Dos 74 projetos, 39 foram apresentados nos últimos seis anos, período que coincide com o afastamento de Dilma Rousseff e a avalanche de denúncias contra Bolsonaro. Projetos do início da década de 1990, quando Fernando Collor foi alvo de impeachment, ainda tramitam na Câmara.
“O sistema torna o presidente da República refém do presidente da Câmara”, afirma o ex-deputado Miro Teixeira (PDT-RJ).
“Com o poder que ele tem de decidir sozinho o que fazer com os pedidos de impeachment, não há qualquer possibilidade de recurso se ele não fizer nada, como acontece hoje.”
A legislação só permite recurso ao plenário em caso de arquivamento de uma denúncia.
Em 2015, quando Eduardo Cunha deflagrou o impeachment de Dilma, Teixeira apresentou um projeto para prever possibilidade de recurso também em caso de aceitação de denúncia. A proposta nunca foi a votação.
Só 2 dos 74 projetos viraram lei.
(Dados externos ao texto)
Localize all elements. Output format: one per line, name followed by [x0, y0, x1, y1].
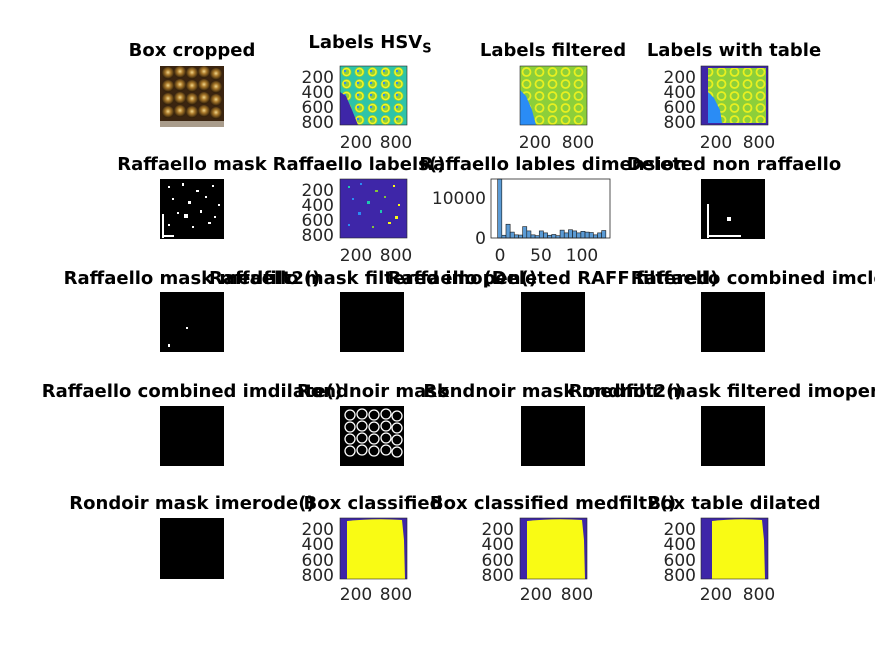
ytick-label: 800 [663, 113, 696, 133]
ytick-label: 600 [301, 551, 334, 571]
ytick-label: 600 [663, 98, 696, 118]
subplot-title-deleted-non-raffaello: Deleted non raffaello [626, 154, 842, 175]
subplot-title-raffaello-lables-dimension: Raffaello lables dimension [419, 154, 687, 175]
ytick-label: 800 [301, 113, 334, 133]
subplot-title-rondoir-mask-imerode: Rondoir mask imerode() [69, 493, 315, 514]
title-text: Labels HSV [308, 32, 423, 53]
ytick-label: 800 [301, 566, 334, 586]
xtick-label: 800 [379, 585, 413, 605]
hist-ytick-label: 10000 [431, 189, 486, 209]
subplot-title-raffaello-combined-imclose: Raffaello combined imclose() [630, 268, 875, 289]
subplot-title-raffaello-mask-medfilt2: Raffaello mask medfilt2() [63, 268, 321, 289]
subplot-title-rondnoir-mask-medfilt2: Rondnoir mask medfilt2() [423, 381, 683, 402]
ytick-label: 200 [301, 68, 334, 88]
hist-ytick-label: 0 [475, 229, 486, 249]
xtick-label: 800 [561, 133, 595, 153]
ytick-label: 800 [663, 566, 696, 586]
ytick-label: 400 [301, 196, 334, 216]
xtick-label: 200 [339, 133, 373, 153]
ytick-label: 400 [663, 535, 696, 555]
subplot-title-raffaello-combined-imdilate: Raffaello combined imdilate() [41, 381, 343, 402]
hist-xtick-label: 0 [494, 246, 506, 266]
ytick-label: 400 [301, 535, 334, 555]
xtick-label: 200 [519, 585, 553, 605]
ytick-label: 400 [301, 83, 334, 103]
subplot-title-raffaello-mask-filtered-imopen: Raffaello mask filtered imopen() [209, 268, 537, 289]
xtick-label: 800 [742, 133, 776, 153]
ytick-label: 800 [481, 566, 514, 586]
histogram-axes-box [490, 178, 611, 239]
ytick-label: 600 [663, 551, 696, 571]
ytick-label: 400 [481, 535, 514, 555]
subplot-title-raffaello-mask: Raffaello mask [117, 154, 267, 175]
hist-xtick-label: 50 [530, 246, 552, 266]
xtick-label: 800 [379, 133, 413, 153]
ytick-label: 600 [481, 551, 514, 571]
subplot-title-raffaello-labels: Raffaello labels() [272, 154, 446, 175]
ytick-label: 600 [301, 211, 334, 231]
title-subscript: S [422, 41, 432, 57]
ytick-label: 200 [481, 520, 514, 540]
xtick-label: 200 [699, 133, 733, 153]
xtick-label: 200 [339, 246, 373, 266]
subplot-title-labels-filtered: Labels filtered [479, 40, 627, 61]
xtick-label: 200 [339, 585, 373, 605]
subplot-title-labels-with-table: Labels with table [646, 40, 822, 61]
ytick-label: 400 [663, 83, 696, 103]
ytick-label: 200 [663, 520, 696, 540]
subplot-title-raffaello-deleted-raff-filtered: Raffaello (Deleted RAFF filtered) [387, 268, 719, 289]
subplot-title-rondnoir-mask-filtered-imopen: Rondnoir mask filtered imopen() [568, 381, 875, 402]
ytick-label: 200 [301, 520, 334, 540]
subplot-title-box-classified-medfilt2: Box classified medfilt2() [429, 493, 677, 514]
subplot-title-box-cropped: Box cropped [128, 40, 256, 61]
ytick-label: 800 [301, 226, 334, 246]
subplot-title-labels-hsv: Labels HSVS [308, 34, 431, 56]
xtick-label: 200 [518, 133, 552, 153]
subplot-title-box-classified: Box classified [303, 493, 443, 514]
subplot-title-box-table-dilated: Box table dilated [647, 493, 821, 514]
ytick-label: 200 [301, 181, 334, 201]
xtick-label: 800 [560, 585, 594, 605]
xtick-label: 800 [379, 246, 413, 266]
xtick-label: 800 [742, 585, 776, 605]
xtick-label: 200 [699, 585, 733, 605]
ytick-label: 200 [663, 68, 696, 88]
subplot-title-rondnoir-mask: Rondnoir mask [296, 381, 450, 402]
ytick-label: 600 [301, 98, 334, 118]
hist-xtick-label: 100 [565, 246, 599, 266]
O primeiro inscreveu no Regimento Interno da Câmara a exigência de votação aberta para abertura dos processos de impeachment.
O outro, de iniciativa do governo Fernando Henrique Cardoso (1995-2002), acrescentou à lista de crimes de responsabilidade do presidente as violações à Lei de Responsabilidade Fiscal, de 2000.
Projetos que têm ministros do Supremo como alvo também não têm avançado.
Em maio deste ano, a CCJ (Comissão de Constituição e Justiça) da Câmara rejeitou proposta do deputado Sóstenes Cavalcante (DEM-RJ) que permitiria processar integrantes do tribunal acusados de usurpar competências do Legislativo.
Um projeto apresentado em 2008 pelo hoje chefe da Secretaria-Geral da Presidência, Onyx Lorenzoni, que se licenciou do mandato de deputado para ser ministro de Bolsonaro, também está parado na Câmara.
Ele inclui entre os crimes de responsabilidade do presidente a falta de liberação de verbas para emendas parlamentares e seu uso para influir em votações no Congresso.